Jacobian Matrix: tensor([[[[2., 0.], [3., 0.]], [[0., 2.], [0., 3.]]], [[[4., 0.], [5., 0.]], [[0., 4.], [0., 5.]]]])

Explanation

Here in the above program we create two matrices mat1, mat2 using torch.mm function which is provided by PyTorch. We use jacobian function to calculate Jacobian matrix using the function lambda x: mat_mul(mat1, x), mat2.

Example3: Calculating Jacobian by Creating Random Matrix.

import torch

rand_matrix = torch.randn((3, 2))
jacobian = torch.autograd.functional.jacobian(lambda val: val.sum(), rand_matrix)
print("Jacobian Matrix:")
print(jacobian)

Output

Jacobian Matrix: tensor([[1., 1.], [1., 1.], [1., 1.]])

Explanation

Here in the above program we create 3*2 random matrix using torch.randn function which creates values using standard normal distribution. We used the jacobian function torch.autograd.functional to calculate the jacobian matrix element sum.
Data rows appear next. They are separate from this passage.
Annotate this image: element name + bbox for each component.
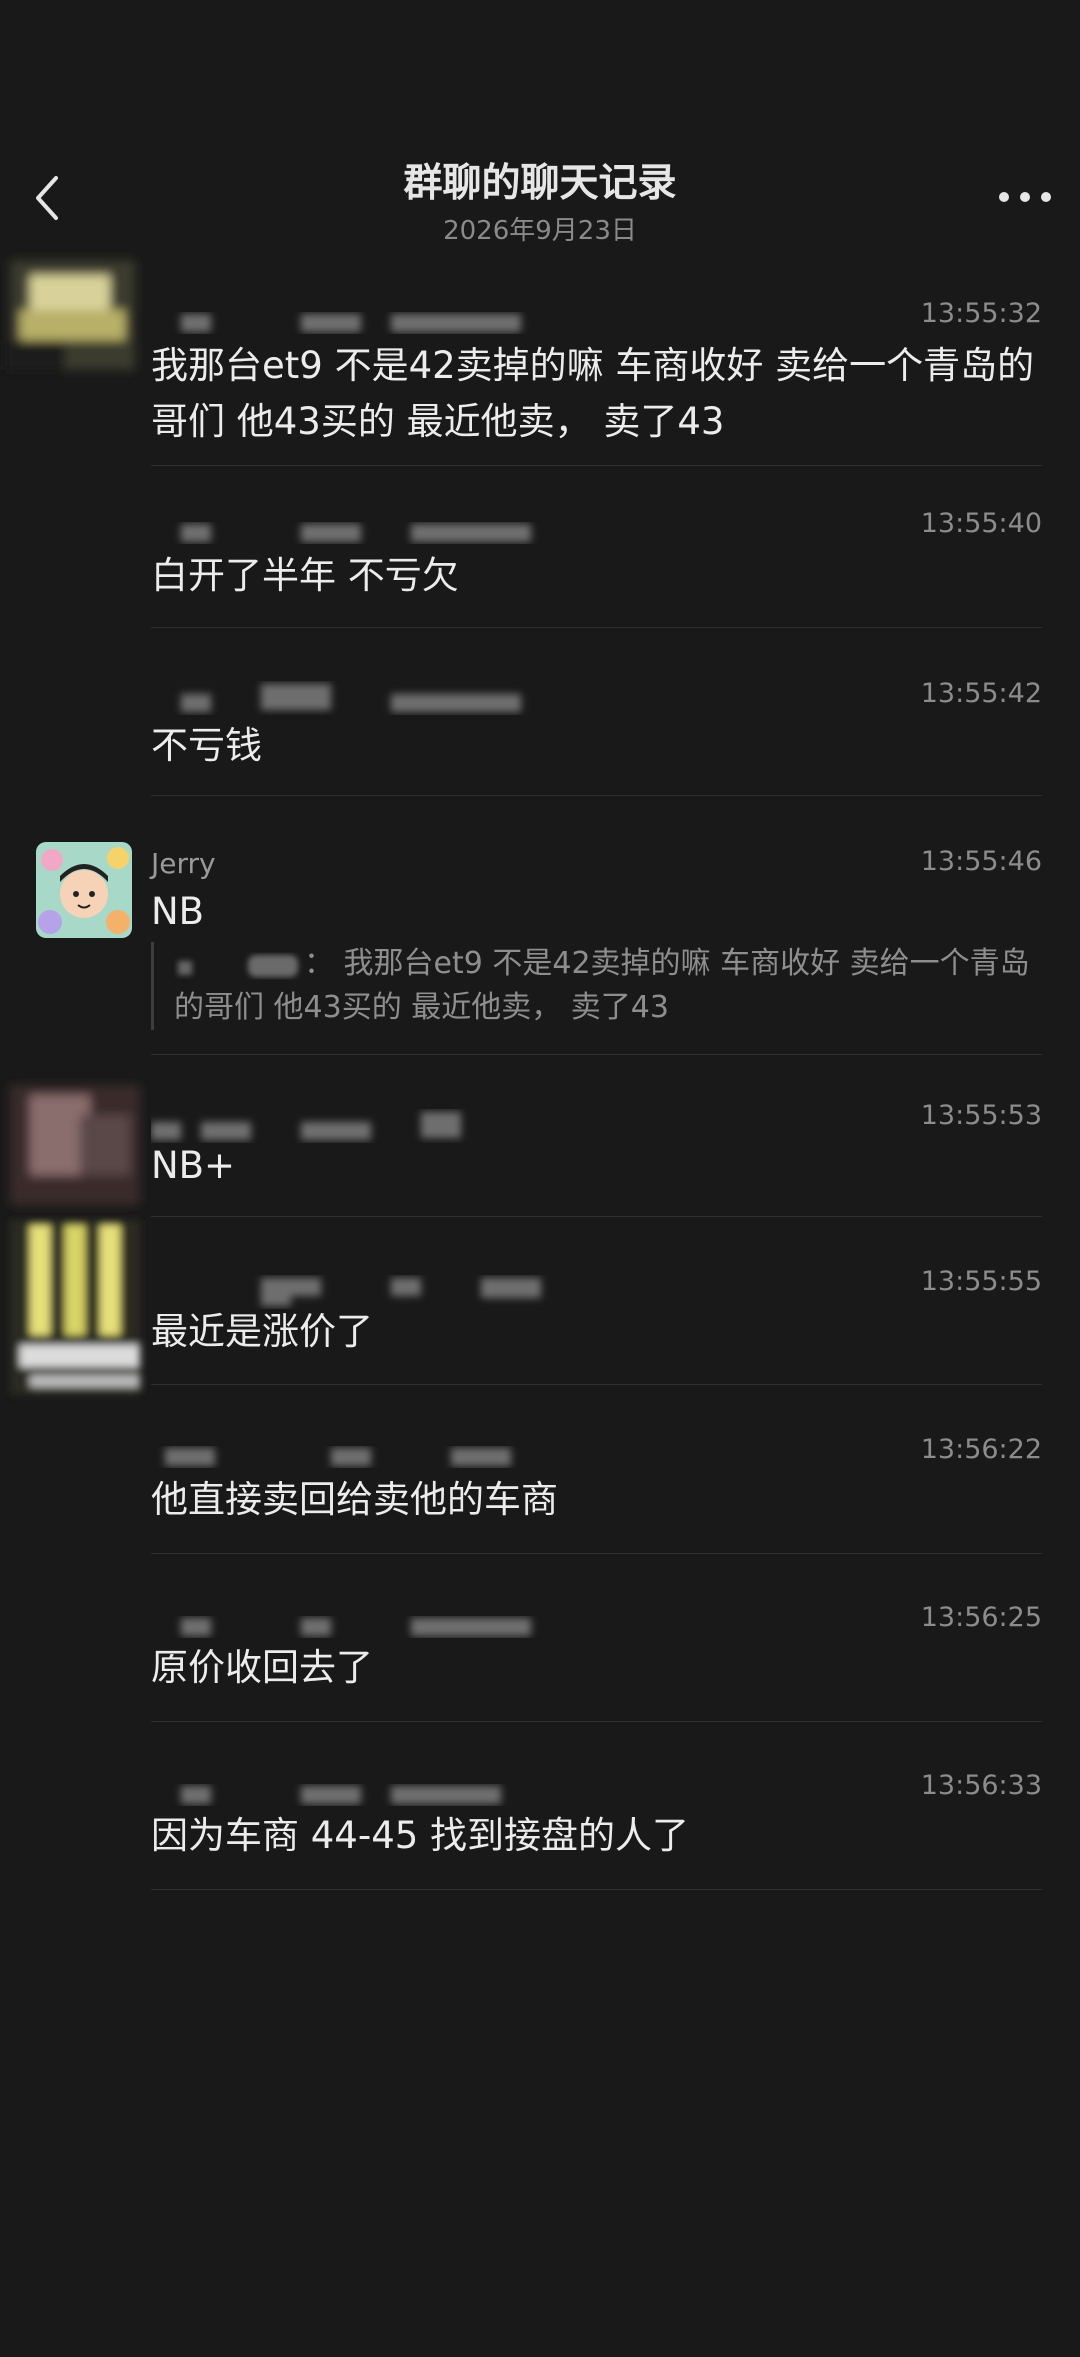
quoted-message[interactable]: ： 我那台et9 不是42卖掉的嘛 车商收好 卖给一个青岛的哥们 他43买的 最… (151, 942, 1034, 1030)
sender-name-obscured (151, 680, 571, 720)
divider (151, 627, 1042, 628)
quoted-sender-obscured (174, 949, 304, 981)
avatar-obscured (0, 1215, 150, 1405)
avatar-obscured (0, 1075, 150, 1215)
avatar-obscured (0, 240, 145, 400)
divider (151, 1889, 1042, 1890)
message-time: 13:56:33 (920, 1770, 1042, 1801)
message-text: 因为车商 44-45 找到接盘的人了 (151, 1814, 690, 1857)
divider (151, 1054, 1042, 1055)
message-time: 13:55:46 (920, 846, 1042, 877)
sender-name-obscured (151, 512, 571, 552)
message-text: NB (151, 890, 205, 933)
more-horizontal-icon (999, 192, 1051, 202)
message-text: 最近是涨价了 (151, 1310, 373, 1353)
message-time: 13:55:40 (920, 508, 1042, 539)
message-text: 原价收回去了 (151, 1646, 373, 1689)
divider (151, 1553, 1042, 1554)
divider (151, 1384, 1042, 1385)
message-text: 他直接卖回给卖他的车商 (151, 1478, 558, 1521)
page-title: 群聊的聊天记录 (403, 161, 677, 206)
message-text: 白开了半年 不亏欠 (151, 554, 459, 597)
sender-name-obscured (151, 1436, 571, 1476)
more-button[interactable] (994, 180, 1056, 214)
message-time: 13:55:32 (920, 298, 1042, 329)
message-time: 13:56:25 (920, 1602, 1042, 1633)
message-text: 我那台et9 不是42卖掉的嘛 车商收好 卖给一个青岛的哥们 他43买的 最近他… (151, 344, 1035, 443)
avatar[interactable] (36, 842, 132, 938)
divider (151, 795, 1042, 796)
message-time: 13:56:22 (920, 1434, 1042, 1465)
sender-name: Jerry (151, 847, 216, 880)
divider (151, 1216, 1042, 1217)
message-text: NB+ (151, 1144, 236, 1187)
message-time: 13:55:53 (920, 1100, 1042, 1131)
message-time: 13:55:55 (920, 1266, 1042, 1297)
page-date: 2026年9月23日 (443, 216, 637, 246)
divider (151, 465, 1042, 466)
message-text: 不亏钱 (151, 724, 262, 767)
message-time: 13:55:42 (920, 678, 1042, 709)
nav-header: 群聊的聊天记录 2026年9月23日 (0, 0, 1080, 260)
cartoon-avatar-icon (36, 842, 132, 938)
divider (151, 1721, 1042, 1722)
sender-name-obscured (151, 302, 571, 342)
Example4: Jacobian for Matrix Squaring Function.

import torch

def mat_sq(M):
   return torch.mm(M, M)
mat= torch.tensor([[2.0, 3.0],[4.0, 5.0]])
jacobian = torch.autograd.functional.jacobian(lambda ele: mat_sq(ele), mat)
print("Jacobian Matrix:")
print(jacobian)

Output

Jacobian Matrix: 
tensor([[[[ 4., 4.], 
          [ 3., 0.]], 

         [[ 3., 7.], 
          [ 0., 3.]]], 

        [[[ 4., 0.], 
          [ 7., 4.]], 

         [[ 0., 4.], 
          [ 3., 10.]]]])

Explanation

Here in the above program we created function named mat_sq which is used to create matrix squaring using function torch.mm given by PyTorch. We create 2*2 matrix using tensor function. We used Jacobian function for calculating Jacobian matrix using the functionlambda ele: matrix_square(ele).
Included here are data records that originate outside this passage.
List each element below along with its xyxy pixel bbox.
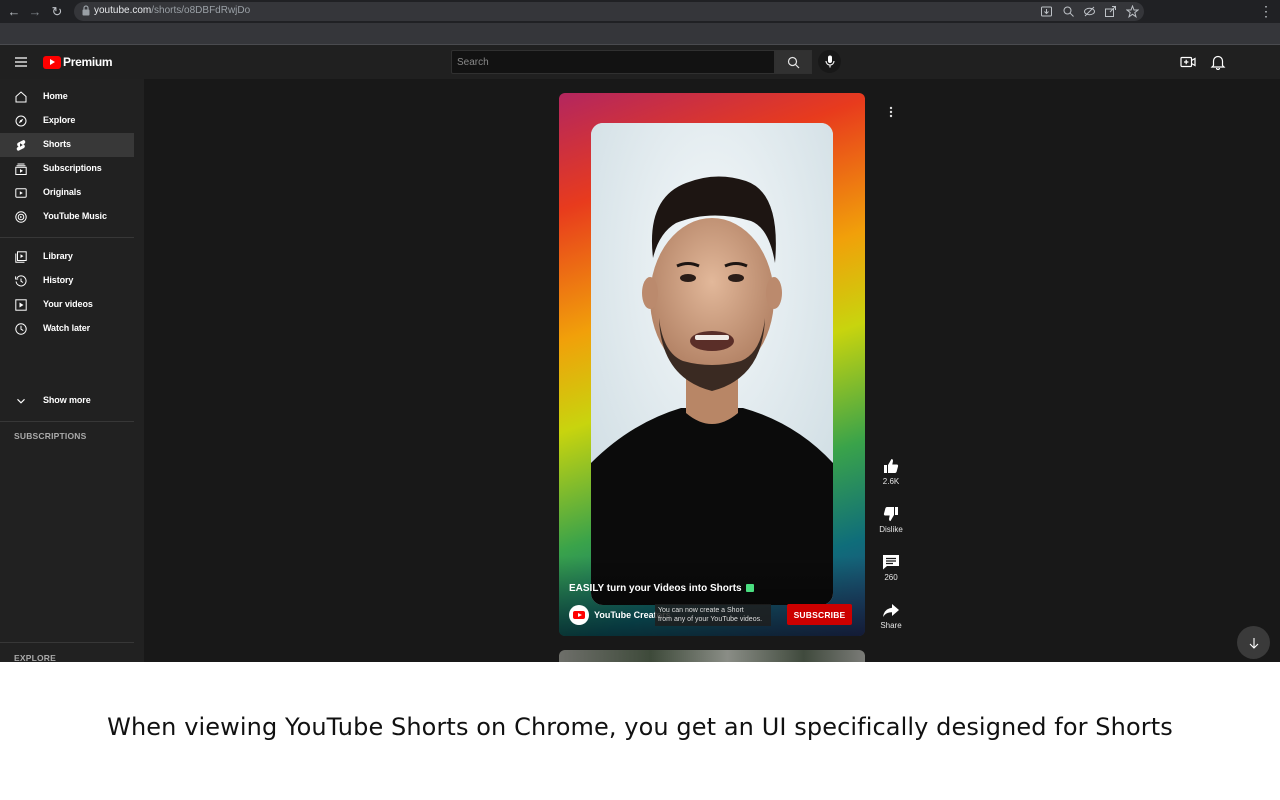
compass-icon <box>15 115 27 127</box>
youtube-premium-logo[interactable]: Premium <box>43 55 113 69</box>
short-video-player[interactable]: EASILY turn your Videos into Shorts YouT… <box>559 93 865 636</box>
bottom-caption: When viewing YouTube Shorts on Chrome, y… <box>107 713 1173 741</box>
tracking-off-icon[interactable] <box>1083 5 1096 18</box>
comments-button[interactable]: 260 <box>876 552 906 582</box>
show-more-label: Show more <box>43 395 91 405</box>
comment-icon <box>883 555 899 570</box>
sidebar-item-label: Your videos <box>43 299 93 309</box>
sidebar-item-watch-later[interactable]: Watch later <box>0 317 134 341</box>
music-icon <box>15 211 27 223</box>
youtube-app: Premium Home Explore <box>0 45 1280 662</box>
sidebar: Home Explore Shorts Subscriptions Origin… <box>0 79 144 662</box>
youtube-logo-icon <box>43 55 61 69</box>
house-emoji-icon <box>745 584 754 593</box>
sidebar-item-originals[interactable]: Originals <box>0 181 134 205</box>
share-arrow-icon <box>883 604 899 617</box>
masthead: Premium <box>0 45 1280 79</box>
voice-search-button[interactable] <box>818 50 841 73</box>
back-icon[interactable]: ← <box>6 4 22 20</box>
thumbs-down-icon <box>883 507 898 521</box>
channel-avatar[interactable] <box>569 605 589 625</box>
sidebar-item-shorts[interactable]: Shorts <box>0 133 134 157</box>
create-video-icon[interactable] <box>1180 54 1196 70</box>
sidebar-item-history[interactable]: History <box>0 269 134 293</box>
home-icon <box>15 91 27 103</box>
browser-menu-icon[interactable]: ⋮ <box>1259 3 1273 19</box>
microphone-icon <box>824 55 835 68</box>
clock-icon <box>15 323 27 335</box>
like-button[interactable]: 2.6K <box>876 456 906 486</box>
sidebar-item-label: Watch later <box>43 323 91 333</box>
bookmark-star-icon[interactable] <box>1126 5 1139 18</box>
shorts-icon <box>16 140 26 151</box>
share-label: Share <box>880 621 902 630</box>
search-button[interactable] <box>775 50 812 74</box>
search-icon <box>787 56 800 68</box>
thumbs-up-icon <box>884 459 899 473</box>
show-more-button[interactable]: Show more <box>0 389 134 413</box>
sidebar-item-subscriptions[interactable]: Subscriptions <box>0 157 134 181</box>
history-icon <box>15 275 27 287</box>
sidebar-item-label: YouTube Music <box>43 211 107 221</box>
more-options-icon[interactable] <box>884 105 898 119</box>
lock-icon <box>82 5 90 16</box>
originals-icon <box>15 188 27 198</box>
comment-count: 260 <box>884 573 898 582</box>
sidebar-divider <box>0 237 134 238</box>
sidebar-item-label: Explore <box>43 115 76 125</box>
sidebar-item-label: Shorts <box>43 139 71 149</box>
zoom-icon[interactable] <box>1062 5 1075 18</box>
sidebar-item-your-videos[interactable]: Your videos <box>0 293 134 317</box>
short-caption: EASILY turn your Videos into Shorts <box>569 583 754 594</box>
install-icon[interactable] <box>1040 5 1053 18</box>
dislike-label: Dislike <box>879 525 903 534</box>
arrow-down-icon <box>1249 637 1258 649</box>
bookmarks-bar <box>0 23 1280 45</box>
share-button[interactable]: Share <box>876 600 906 630</box>
sidebar-item-library[interactable]: Library <box>0 245 134 269</box>
explore-heading: EXPLORE <box>14 653 57 662</box>
sidebar-item-label: Subscriptions <box>43 163 102 173</box>
reload-icon[interactable]: ↻ <box>49 4 65 20</box>
like-count: 2.6K <box>882 477 900 486</box>
chevron-down-icon <box>17 398 25 404</box>
sidebar-item-label: Originals <box>43 187 82 197</box>
browser-toolbar: ← → ↻ youtube.com/shorts/o8DBFdRwjDo ⋮ <box>0 0 1280 23</box>
share-page-icon[interactable] <box>1104 5 1117 18</box>
subscriptions-icon <box>15 163 27 175</box>
search-input[interactable] <box>452 51 774 73</box>
hamburger-menu-icon[interactable] <box>14 55 28 69</box>
dislike-button[interactable]: Dislike <box>876 504 906 534</box>
subscribe-button[interactable]: SUBSCRIBE <box>787 604 852 625</box>
sidebar-divider <box>0 642 134 643</box>
sidebar-item-label: Library <box>43 251 73 261</box>
video-frame-card <box>591 123 833 605</box>
screenshot-stage: ← → ↻ youtube.com/shorts/o8DBFdRwjDo ⋮ P… <box>0 0 1280 800</box>
next-short-preview[interactable] <box>559 650 865 662</box>
short-tooltip: You can now create a Short from any of y… <box>655 604 771 626</box>
address-bar[interactable]: youtube.com/shorts/o8DBFdRwjDo <box>74 2 1144 21</box>
forward-icon[interactable]: → <box>27 4 43 20</box>
sidebar-item-explore[interactable]: Explore <box>0 109 134 133</box>
search-box[interactable] <box>451 50 775 74</box>
presenter-video-image <box>591 123 833 605</box>
url-text: youtube.com/shorts/o8DBFdRwjDo <box>94 5 251 16</box>
sidebar-item-youtube-music[interactable]: YouTube Music <box>0 205 134 229</box>
next-short-button[interactable] <box>1237 626 1270 659</box>
sidebar-item-label: History <box>43 275 74 285</box>
sidebar-item-home[interactable]: Home <box>0 85 134 109</box>
sidebar-item-label: Home <box>43 91 68 101</box>
logo-wordmark: Premium <box>63 55 113 69</box>
subscriptions-heading: SUBSCRIPTIONS <box>14 431 87 441</box>
youtube-logo-icon <box>573 611 585 619</box>
sidebar-divider <box>0 421 134 422</box>
your-videos-icon <box>15 299 27 311</box>
library-icon <box>15 251 27 263</box>
notifications-bell-icon[interactable] <box>1210 54 1226 70</box>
Example5: Calculate Jacobian of 2D Numpy Array Matrix.

import torch
import numpy as np

array = np.array([[1.0, 2.0, 3.0],[4.0, 5.0, 6.0]])
mat = torch.tensor(array)
jacobian = torch.autograd.functional.jacobian(lambda val: val.sum(), mat)
print("Jacobian Matrix:")
print(jacobian)

Output

Jacobian Matrix: tensor([[1., 1., 1.], [1., 1., 1.]], dtype=torch.float64)

Explanation

Here in the above program we converted 2D numpy array into PyTorch tensor using torch.tensor. We used Jacobian function from torch.autograd.functional for calculation of the jacobian matrix. We pass the sum function and matrix as input parameters.
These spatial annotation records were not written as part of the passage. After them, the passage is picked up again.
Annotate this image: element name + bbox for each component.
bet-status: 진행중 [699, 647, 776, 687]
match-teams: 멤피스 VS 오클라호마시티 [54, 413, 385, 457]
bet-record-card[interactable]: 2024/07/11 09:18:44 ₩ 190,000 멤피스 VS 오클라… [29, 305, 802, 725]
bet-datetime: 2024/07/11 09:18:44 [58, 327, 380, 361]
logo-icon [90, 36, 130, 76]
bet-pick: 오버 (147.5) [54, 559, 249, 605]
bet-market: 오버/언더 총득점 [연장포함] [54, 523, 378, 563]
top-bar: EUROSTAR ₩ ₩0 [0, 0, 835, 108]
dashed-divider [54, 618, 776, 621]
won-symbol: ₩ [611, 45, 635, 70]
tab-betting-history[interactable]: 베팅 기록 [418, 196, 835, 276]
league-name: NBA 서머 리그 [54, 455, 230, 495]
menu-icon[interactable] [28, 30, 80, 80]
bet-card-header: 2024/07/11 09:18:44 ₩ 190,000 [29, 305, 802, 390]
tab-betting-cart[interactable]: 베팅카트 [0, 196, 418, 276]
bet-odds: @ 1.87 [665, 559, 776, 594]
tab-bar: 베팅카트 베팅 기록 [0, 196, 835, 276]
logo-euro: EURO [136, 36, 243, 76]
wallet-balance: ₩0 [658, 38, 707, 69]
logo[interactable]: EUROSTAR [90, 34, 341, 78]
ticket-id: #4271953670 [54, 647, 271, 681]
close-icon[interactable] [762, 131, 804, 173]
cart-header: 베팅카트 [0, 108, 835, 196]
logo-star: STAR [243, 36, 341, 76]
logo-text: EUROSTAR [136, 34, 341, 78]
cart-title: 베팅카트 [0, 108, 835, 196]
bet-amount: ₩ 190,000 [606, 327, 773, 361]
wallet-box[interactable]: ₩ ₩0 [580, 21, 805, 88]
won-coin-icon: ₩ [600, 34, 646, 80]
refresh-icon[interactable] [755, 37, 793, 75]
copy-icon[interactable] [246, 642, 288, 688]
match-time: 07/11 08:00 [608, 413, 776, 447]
So, wе saw what is thе Jacobian matrix in thе PyTorch and how wе can calculate thе Jacobian matrix value in different casеs. Wе calculatеd thе Jacobian valuе using various programs and by crеating thе matrix using PyTorch. We can change thе valuе and functions and usе thе Jacobian matrix in optimization of machinе lеarning tasks.